— Простите, мсье, — она поднялась. Спохватилась, открыла сумочку. — Брюс, твой плеер. — Наклонилась ко мне, шепнула: — Я ещё приду.
Брюс, больница, 3 апреля 2009 года, 19:00
Платок нашёлся, едва Лотти покинула палату. Оказался под подушкой, как всегда. То, что платок находился в самый неподходящий момент, я уже не удивлялся.
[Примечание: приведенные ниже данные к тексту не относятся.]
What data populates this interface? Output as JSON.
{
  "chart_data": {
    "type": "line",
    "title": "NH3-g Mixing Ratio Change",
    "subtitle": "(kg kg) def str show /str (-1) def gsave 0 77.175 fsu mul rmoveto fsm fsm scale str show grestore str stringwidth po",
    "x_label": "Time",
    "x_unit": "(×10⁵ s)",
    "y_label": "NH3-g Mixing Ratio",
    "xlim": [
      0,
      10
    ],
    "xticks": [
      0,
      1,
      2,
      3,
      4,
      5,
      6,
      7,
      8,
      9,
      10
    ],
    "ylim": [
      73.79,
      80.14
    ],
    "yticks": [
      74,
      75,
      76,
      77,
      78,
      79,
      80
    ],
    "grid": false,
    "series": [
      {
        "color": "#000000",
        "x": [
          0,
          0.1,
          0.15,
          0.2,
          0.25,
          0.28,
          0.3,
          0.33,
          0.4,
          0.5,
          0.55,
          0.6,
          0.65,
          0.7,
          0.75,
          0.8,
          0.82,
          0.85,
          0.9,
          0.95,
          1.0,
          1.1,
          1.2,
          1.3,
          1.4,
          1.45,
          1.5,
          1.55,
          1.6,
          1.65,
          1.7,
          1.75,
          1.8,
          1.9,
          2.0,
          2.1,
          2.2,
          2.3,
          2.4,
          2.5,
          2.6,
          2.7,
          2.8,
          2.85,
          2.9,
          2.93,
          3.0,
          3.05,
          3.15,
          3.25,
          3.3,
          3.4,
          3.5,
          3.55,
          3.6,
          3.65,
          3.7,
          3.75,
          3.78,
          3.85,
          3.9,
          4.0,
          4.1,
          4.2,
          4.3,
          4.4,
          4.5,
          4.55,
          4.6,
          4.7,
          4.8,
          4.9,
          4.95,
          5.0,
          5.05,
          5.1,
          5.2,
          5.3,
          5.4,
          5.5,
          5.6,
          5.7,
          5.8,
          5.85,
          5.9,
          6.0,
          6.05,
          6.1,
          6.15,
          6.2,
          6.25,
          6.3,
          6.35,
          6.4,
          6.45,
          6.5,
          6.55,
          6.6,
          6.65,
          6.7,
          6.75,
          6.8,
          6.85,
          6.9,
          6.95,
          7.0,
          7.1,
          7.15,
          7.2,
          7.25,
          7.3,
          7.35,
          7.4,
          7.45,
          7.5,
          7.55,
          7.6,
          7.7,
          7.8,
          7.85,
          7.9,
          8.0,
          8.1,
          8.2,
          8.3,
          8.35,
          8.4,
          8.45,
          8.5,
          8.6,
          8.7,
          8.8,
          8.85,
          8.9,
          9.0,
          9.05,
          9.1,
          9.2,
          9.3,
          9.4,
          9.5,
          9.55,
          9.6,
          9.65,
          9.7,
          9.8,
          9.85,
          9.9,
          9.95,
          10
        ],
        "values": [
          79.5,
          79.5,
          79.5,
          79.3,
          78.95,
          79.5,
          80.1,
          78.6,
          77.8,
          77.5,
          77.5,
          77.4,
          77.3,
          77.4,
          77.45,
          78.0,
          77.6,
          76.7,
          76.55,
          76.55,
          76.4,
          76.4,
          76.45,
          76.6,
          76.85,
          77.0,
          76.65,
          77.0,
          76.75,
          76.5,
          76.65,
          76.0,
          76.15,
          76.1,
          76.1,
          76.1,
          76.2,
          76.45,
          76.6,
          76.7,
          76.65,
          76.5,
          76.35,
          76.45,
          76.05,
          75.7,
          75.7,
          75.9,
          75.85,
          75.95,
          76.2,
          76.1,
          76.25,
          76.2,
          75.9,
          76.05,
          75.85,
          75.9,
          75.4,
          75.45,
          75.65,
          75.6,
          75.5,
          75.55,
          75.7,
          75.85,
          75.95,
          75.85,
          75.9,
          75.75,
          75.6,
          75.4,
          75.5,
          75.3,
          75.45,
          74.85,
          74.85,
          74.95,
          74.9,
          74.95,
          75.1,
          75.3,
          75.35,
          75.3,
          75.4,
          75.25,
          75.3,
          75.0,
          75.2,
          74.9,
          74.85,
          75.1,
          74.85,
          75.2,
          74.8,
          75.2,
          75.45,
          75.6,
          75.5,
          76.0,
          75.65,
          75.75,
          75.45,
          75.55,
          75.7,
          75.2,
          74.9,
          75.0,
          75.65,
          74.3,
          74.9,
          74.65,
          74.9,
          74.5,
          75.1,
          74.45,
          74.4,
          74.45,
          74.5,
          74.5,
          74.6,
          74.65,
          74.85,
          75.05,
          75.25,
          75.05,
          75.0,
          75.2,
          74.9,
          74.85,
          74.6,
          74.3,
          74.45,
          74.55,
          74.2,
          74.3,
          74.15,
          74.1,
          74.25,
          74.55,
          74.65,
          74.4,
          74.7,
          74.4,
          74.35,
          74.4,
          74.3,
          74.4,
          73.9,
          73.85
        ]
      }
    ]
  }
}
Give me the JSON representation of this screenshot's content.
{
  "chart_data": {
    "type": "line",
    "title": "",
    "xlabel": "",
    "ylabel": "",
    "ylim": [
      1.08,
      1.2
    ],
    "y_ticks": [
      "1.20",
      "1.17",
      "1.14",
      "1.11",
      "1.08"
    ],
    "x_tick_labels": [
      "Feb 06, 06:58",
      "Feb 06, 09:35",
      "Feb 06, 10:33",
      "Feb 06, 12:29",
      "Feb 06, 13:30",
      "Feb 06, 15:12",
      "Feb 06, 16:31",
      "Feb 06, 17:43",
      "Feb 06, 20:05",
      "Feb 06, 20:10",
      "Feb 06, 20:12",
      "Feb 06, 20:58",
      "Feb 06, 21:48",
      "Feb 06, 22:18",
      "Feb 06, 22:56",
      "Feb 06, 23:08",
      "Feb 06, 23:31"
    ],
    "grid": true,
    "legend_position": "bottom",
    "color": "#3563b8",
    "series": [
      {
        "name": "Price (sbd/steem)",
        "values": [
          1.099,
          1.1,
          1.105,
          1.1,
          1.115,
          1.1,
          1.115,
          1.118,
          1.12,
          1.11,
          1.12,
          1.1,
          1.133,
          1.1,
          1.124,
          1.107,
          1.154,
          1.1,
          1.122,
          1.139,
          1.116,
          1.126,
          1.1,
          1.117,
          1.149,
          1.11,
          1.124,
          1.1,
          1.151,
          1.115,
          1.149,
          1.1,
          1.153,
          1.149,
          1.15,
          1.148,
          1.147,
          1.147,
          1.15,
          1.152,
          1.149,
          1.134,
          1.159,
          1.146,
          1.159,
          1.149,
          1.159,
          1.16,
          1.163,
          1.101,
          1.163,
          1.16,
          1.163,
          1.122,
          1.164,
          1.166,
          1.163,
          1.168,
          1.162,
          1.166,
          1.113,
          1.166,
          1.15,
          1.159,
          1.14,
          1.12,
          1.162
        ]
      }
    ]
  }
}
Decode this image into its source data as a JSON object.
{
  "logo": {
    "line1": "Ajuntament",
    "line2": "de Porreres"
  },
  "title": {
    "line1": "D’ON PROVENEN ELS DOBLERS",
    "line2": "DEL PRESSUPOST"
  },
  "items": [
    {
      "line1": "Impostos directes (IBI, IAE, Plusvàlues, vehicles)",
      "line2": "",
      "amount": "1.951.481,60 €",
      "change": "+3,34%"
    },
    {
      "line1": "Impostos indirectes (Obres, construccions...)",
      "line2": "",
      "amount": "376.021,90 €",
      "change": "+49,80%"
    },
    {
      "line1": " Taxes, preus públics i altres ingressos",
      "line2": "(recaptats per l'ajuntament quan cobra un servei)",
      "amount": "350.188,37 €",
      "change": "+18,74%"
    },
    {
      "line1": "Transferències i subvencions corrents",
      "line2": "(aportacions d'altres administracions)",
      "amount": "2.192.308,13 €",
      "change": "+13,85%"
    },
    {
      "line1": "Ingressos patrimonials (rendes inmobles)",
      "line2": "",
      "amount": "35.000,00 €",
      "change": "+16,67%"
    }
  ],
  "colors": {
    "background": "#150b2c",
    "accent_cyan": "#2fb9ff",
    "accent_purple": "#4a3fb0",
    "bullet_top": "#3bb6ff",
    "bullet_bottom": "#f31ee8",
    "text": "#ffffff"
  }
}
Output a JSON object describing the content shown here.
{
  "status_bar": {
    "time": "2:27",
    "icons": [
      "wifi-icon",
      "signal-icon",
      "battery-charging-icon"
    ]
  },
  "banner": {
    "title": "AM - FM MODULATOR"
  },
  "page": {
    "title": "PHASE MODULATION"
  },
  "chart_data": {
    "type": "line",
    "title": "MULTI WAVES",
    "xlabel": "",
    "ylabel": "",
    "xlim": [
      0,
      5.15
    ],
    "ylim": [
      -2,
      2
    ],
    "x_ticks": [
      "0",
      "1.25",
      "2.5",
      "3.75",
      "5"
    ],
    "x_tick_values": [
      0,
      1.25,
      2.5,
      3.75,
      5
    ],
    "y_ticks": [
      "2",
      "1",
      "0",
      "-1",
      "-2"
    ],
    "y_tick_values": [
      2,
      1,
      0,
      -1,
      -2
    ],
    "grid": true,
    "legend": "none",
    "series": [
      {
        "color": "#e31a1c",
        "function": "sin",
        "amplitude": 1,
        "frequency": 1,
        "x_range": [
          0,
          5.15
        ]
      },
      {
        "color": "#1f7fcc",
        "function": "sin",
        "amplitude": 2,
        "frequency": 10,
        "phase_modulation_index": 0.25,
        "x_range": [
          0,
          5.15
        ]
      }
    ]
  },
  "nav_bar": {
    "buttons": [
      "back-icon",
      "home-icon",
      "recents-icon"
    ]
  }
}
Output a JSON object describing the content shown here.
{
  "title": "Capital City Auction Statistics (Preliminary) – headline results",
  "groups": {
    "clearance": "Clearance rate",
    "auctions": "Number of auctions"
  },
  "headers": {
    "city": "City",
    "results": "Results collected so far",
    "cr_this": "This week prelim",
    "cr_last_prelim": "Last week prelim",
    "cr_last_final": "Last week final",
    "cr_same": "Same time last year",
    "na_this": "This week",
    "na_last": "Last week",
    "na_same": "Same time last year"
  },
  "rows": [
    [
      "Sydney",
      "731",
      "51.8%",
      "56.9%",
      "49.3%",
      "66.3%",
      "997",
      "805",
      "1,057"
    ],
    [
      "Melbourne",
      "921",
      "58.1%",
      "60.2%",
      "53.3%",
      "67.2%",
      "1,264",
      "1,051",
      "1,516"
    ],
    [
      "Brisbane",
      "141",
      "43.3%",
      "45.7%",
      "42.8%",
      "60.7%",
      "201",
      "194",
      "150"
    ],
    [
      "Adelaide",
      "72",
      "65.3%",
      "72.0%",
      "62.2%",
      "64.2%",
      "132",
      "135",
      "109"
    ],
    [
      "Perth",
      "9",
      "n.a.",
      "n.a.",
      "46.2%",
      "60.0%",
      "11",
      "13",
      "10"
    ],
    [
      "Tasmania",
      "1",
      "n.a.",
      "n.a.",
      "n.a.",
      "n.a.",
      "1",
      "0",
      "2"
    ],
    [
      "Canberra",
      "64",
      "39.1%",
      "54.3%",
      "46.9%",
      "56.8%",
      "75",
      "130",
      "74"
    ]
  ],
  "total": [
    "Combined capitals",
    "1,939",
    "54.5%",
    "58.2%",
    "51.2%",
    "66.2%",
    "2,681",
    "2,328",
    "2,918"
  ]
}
— Простите, мсье, — Таракан жестом подозвал медсестру. — Ситуация необычная. Весь кампус желает зайти и передать вам привет. Но вначале мы осмотрим вас — лягте на спину, расслабьтесь, дышите ровно.
Они долго рассматривали мои ушибы и синяки. Перебросились несколькими фразами по-латыни. Звучит забавно, словно ритуал — все цивилизованные люди знают латынь.
— Сейчас сделаем укол, — Таракан выпрямился, довольный осмотром, и я впущу всю публику. Не всех, — он посмотрел на часы, — вам сейчас нельзя переутомляться.
«А когда можно?» — хотел я спросить, да передумал.
— Софи, — Таракан посмотрел на часы, — закончите всё, меня вызывают.
Медсестра улыбнулась и закатала мне рукав. Смотрела мне в глаза, и что-то едва слышно шептала. Или мне казалось? Платок я сжимал в руке, его вроде бы не заметили и отбирать не стали. Едва я вспомнил о платке, как стали отчётливо слышны слова, которые она произносила — на языке, больше всего похожем на латынь. Мне чудилось, что я понимаю кое-что. «Кровавый закат… ночь шорохов… пустынная стена…» и в таком духе.
— Что такое вы говорите? — спросил я. — Что за пустынная стена?
Лицо её преобразилось — пожелтела кожа, выросли, за долю секунды, челюсти, зрачки стали вертикальными. Лязгая зубами, она наклонилась, чтобы…
* * *— Мсье Деверо? — медсестра осторожно потрясла меня за уцелевшее плечо. — С вами всё в порядке?
Я ощутил, что взмок. Вспотел, в смысле. И эта медсестра — Софи Молин, если верить значку — выглядела совершенно нормальной.
— Голова закружилась, — я внимательно вглядывался в её зрачки. Ничего постороннего.
— Вы уверены, что сможете говорить с посетителями?
— Да, — я попытался усесться, она не позволила. — Ваши рёбра, мсье, вам лучше поберечь их. Хорошо, я буду поблизости, если что — звоните.
* * *Народ, действительно пошёл потоком. Словно я был президент Галлии. Первым пришёл не кто-нибудь, а ректор. Долго восхищался моим поступком и просил считать разговор в его кабинете недоразумением. Мы расстались едва ли не лучшими друзьями.
Потом пришла София. София Лоренцо. Она всё это время избегала меня.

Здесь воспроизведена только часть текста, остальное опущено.